Ah, Utopia… that magical and seemingly impossible paradise where everything is perfect and we all live happily ever after. Not to seem like a curmudgeon or anything, but, please. Get a grip.
The concept of an attainable Utopia has been around for a long time, officially since the year 1516, when a Sir Thomas More wrote a book by that title. In it, he muses freely about the perfections of human imagination in a decidedly non-existent place. He uses this mystical Neverland as a vehicle to contrast with the “way things really are” in the world.
We all have our personal Utopias, where we can wistfully while away the minutes or hours longing for this personal paradise. The thing is, it’s a trap. And a great one, too. Most of the great religions of the world promise some sort of paradise in the afterlife, or a code of conduct that if “everyone just followed this” the world would become perfected. So, it’s a pretty transparent control mechanism.
The problem with Utopia is that it begins with a judgment, and ends with a conclusion. The judgment that my current circumstances are bad or untenable and if some magical thing would just happen, my life would be perfect. Well, perfection is a judgment in and of itself, too. Perfect in what way? Once perfection is attained, then what? That’s the conclusion–the big conclusion that stops everything from becoming something else, something much greater.

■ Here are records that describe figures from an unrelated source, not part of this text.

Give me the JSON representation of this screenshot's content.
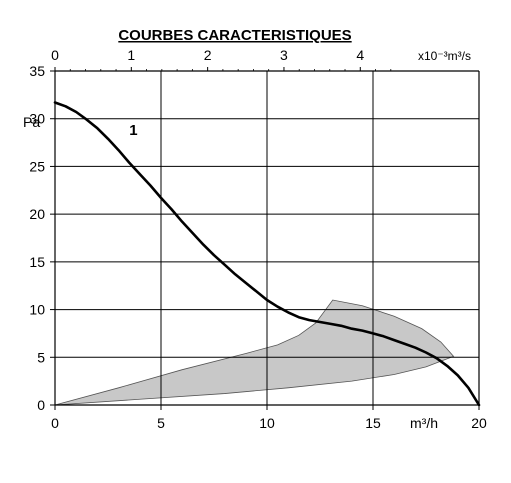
{
  "chart_data": {
    "type": "line",
    "title": "COURBES CARACTERISTIQUES",
    "ylabel": "Pa",
    "xlabel": "m³/h",
    "top_axis_label": "x10⁻³m³/s",
    "xlim": [
      0,
      20
    ],
    "ylim": [
      0,
      35
    ],
    "x_ticks": [
      0,
      5,
      10,
      15,
      20
    ],
    "y_ticks": [
      0,
      5,
      10,
      15,
      20,
      25,
      30,
      35
    ],
    "top_ticks": [
      0,
      1,
      2,
      3,
      4
    ],
    "top_axis_factor": 3.6,
    "grid": true,
    "series": [
      {
        "name": "1",
        "x": [
          0,
          0.5,
          1,
          1.5,
          2,
          2.5,
          3,
          3.5,
          4,
          4.5,
          5,
          5.5,
          6,
          6.5,
          7,
          7.5,
          8,
          8.5,
          9,
          9.5,
          10,
          10.5,
          11,
          11.5,
          12,
          12.5,
          13,
          13.5,
          14,
          14.5,
          15,
          15.5,
          16,
          16.5,
          17,
          17.5,
          18,
          18.5,
          19,
          19.5,
          20
        ],
        "y": [
          31.7,
          31.3,
          30.7,
          29.9,
          29.0,
          27.9,
          26.7,
          25.4,
          24.2,
          23.0,
          21.7,
          20.5,
          19.2,
          18.0,
          16.8,
          15.7,
          14.7,
          13.7,
          12.8,
          11.9,
          11.0,
          10.3,
          9.7,
          9.2,
          8.9,
          8.7,
          8.5,
          8.3,
          8.0,
          7.8,
          7.5,
          7.2,
          6.8,
          6.4,
          6.0,
          5.5,
          4.9,
          4.1,
          3.1,
          1.8,
          0.0
        ]
      }
    ],
    "operating_zone": {
      "upper": {
        "x": [
          0,
          3,
          6,
          9,
          10.5,
          11.5,
          12.3,
          13.1
        ],
        "y": [
          0,
          1.8,
          3.7,
          5.4,
          6.3,
          7.3,
          8.6,
          11.0
        ]
      },
      "lower": {
        "x": [
          0,
          4,
          8,
          11,
          14,
          16,
          17.5,
          18.8
        ],
        "y": [
          0,
          0.6,
          1.2,
          1.8,
          2.5,
          3.2,
          4.0,
          5.1
        ]
      },
      "outer": {
        "x": [
          13.1,
          14.5,
          16,
          17.3,
          18.2,
          18.8
        ],
        "y": [
          11.0,
          10.4,
          9.3,
          8.0,
          6.6,
          5.1
        ]
      },
      "color": "#c8c8c8"
    }
  }
}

The judgment and conclusion of perfection completely denies how creation actually works, because if your goal is the attainment of Utopian perfection, you’re going to be working on that for eternity. Why? Because the Utopia you envision now is not the Utopia you’ll envision later. Everything changes, including your idea of Utopia, your judgments about it, your conclusions about your own life, so it’s completely an exercise in smoke and mirrors with nothing concrete that would ever show up, except for perhaps unhappiness and frustration.

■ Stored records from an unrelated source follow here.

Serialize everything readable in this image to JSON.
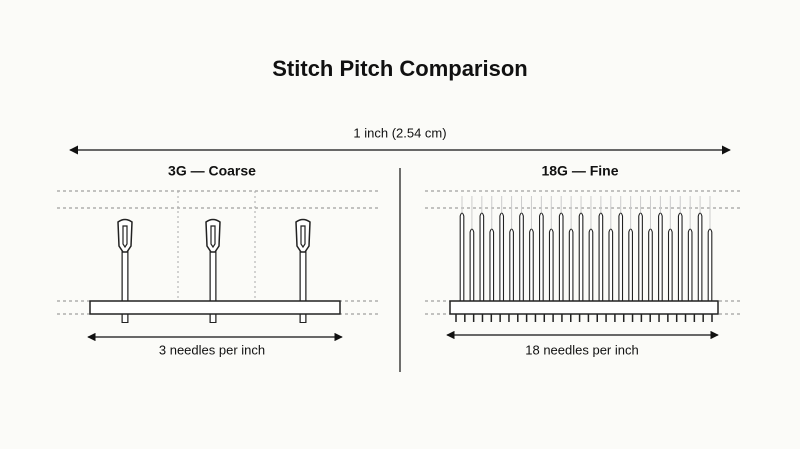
{
  "title": "Stitch Pitch Comparison",
  "span_label": "1 inch (2.54 cm)",
  "left_panel": {
    "title": "3G — Coarse",
    "caption": "3 needles per inch"
  },
  "right_panel": {
    "title": "18G — Fine",
    "caption": "18 needles per inch"
  }
}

In the existing quantum world, once something is observed, it changes. Thus, the artificial construct of Utopia, once viewed and desired, begins immediately to change. It does this, in fact, to the point where most of us give up on attaining our Utopia after childhood. We settle for what is easy and obvious, and what is comfortable, or what we’re comfortable doing, or even what doesn’t hurt.

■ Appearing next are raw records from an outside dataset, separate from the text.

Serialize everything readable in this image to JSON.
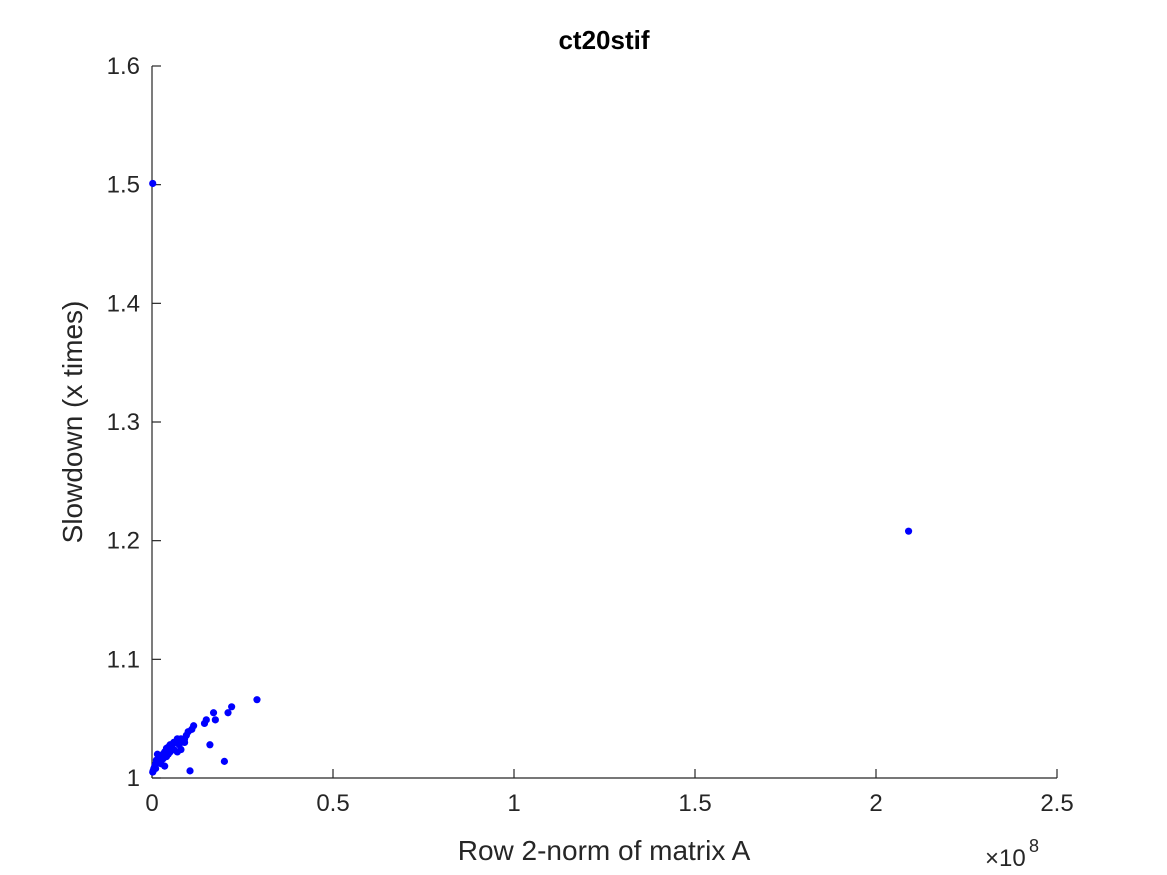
{
  "chart_data": {
    "type": "scatter",
    "title": "ct20stif",
    "xlabel": "Row 2-norm of matrix A",
    "ylabel": "Slowdown (x times)",
    "x_exponent_label": "×10",
    "x_exponent_power": "8",
    "x_scale": 100000000,
    "xlim": [
      0,
      2.5
    ],
    "ylim": [
      1,
      1.6
    ],
    "x_ticks": [
      0,
      0.5,
      1,
      1.5,
      2,
      2.5
    ],
    "x_tick_labels": [
      "0",
      "0.5",
      "1",
      "1.5",
      "2",
      "2.5"
    ],
    "y_ticks": [
      1,
      1.1,
      1.2,
      1.3,
      1.4,
      1.5,
      1.6
    ],
    "y_tick_labels": [
      "1",
      "1.1",
      "1.2",
      "1.3",
      "1.4",
      "1.5",
      "1.6"
    ],
    "grid": false,
    "marker_color": "#0000ff",
    "points": [
      [
        0.002,
        1.501
      ],
      [
        2.09,
        1.208
      ],
      [
        0.29,
        1.066
      ],
      [
        0.22,
        1.06
      ],
      [
        0.21,
        1.055
      ],
      [
        0.17,
        1.055
      ],
      [
        0.175,
        1.049
      ],
      [
        0.15,
        1.049
      ],
      [
        0.145,
        1.046
      ],
      [
        0.115,
        1.044
      ],
      [
        0.11,
        1.041
      ],
      [
        0.1,
        1.039
      ],
      [
        0.095,
        1.036
      ],
      [
        0.09,
        1.033
      ],
      [
        0.08,
        1.033
      ],
      [
        0.07,
        1.033
      ],
      [
        0.065,
        1.03
      ],
      [
        0.06,
        1.03
      ],
      [
        0.055,
        1.028
      ],
      [
        0.05,
        1.028
      ],
      [
        0.045,
        1.026
      ],
      [
        0.04,
        1.025
      ],
      [
        0.035,
        1.022
      ],
      [
        0.03,
        1.02
      ],
      [
        0.025,
        1.018
      ],
      [
        0.02,
        1.016
      ],
      [
        0.015,
        1.014
      ],
      [
        0.01,
        1.012
      ],
      [
        0.008,
        1.01
      ],
      [
        0.005,
        1.008
      ],
      [
        0.003,
        1.006
      ],
      [
        0.002,
        1.005
      ],
      [
        0.012,
        1.015
      ],
      [
        0.025,
        1.012
      ],
      [
        0.035,
        1.01
      ],
      [
        0.04,
        1.018
      ],
      [
        0.05,
        1.022
      ],
      [
        0.06,
        1.024
      ],
      [
        0.07,
        1.022
      ],
      [
        0.08,
        1.024
      ],
      [
        0.09,
        1.03
      ],
      [
        0.16,
        1.028
      ],
      [
        0.2,
        1.014
      ],
      [
        0.105,
        1.006
      ],
      [
        0.015,
        1.02
      ],
      [
        0.03,
        1.016
      ],
      [
        0.045,
        1.02
      ],
      [
        0.055,
        1.025
      ],
      [
        0.075,
        1.028
      ],
      [
        0.01,
        1.008
      ]
    ]
  }
}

We are infinitely powerful beings. We have the ability to create whatever life we want to create, and the way to do that is requesting of the universe (our creation) an awareness of our greater potentials, and of what else is possible. As infinite beings, we have a need to play big, make waves, make a big sound. What’s the biggest game we can play, the biggest sound we can make? We don’t know, so that’s when we ask the question: What else is possible here? How does it get better, bigger, grander? The awarenesses revealed from those questions is what the universe is already set to deliver you. All you need do is follow the yellow brick road.
So stop dreaming of, or even working on that elusive and unreachable Utopia. Instead ask the Universe what amazing greatness it already has available to you right now!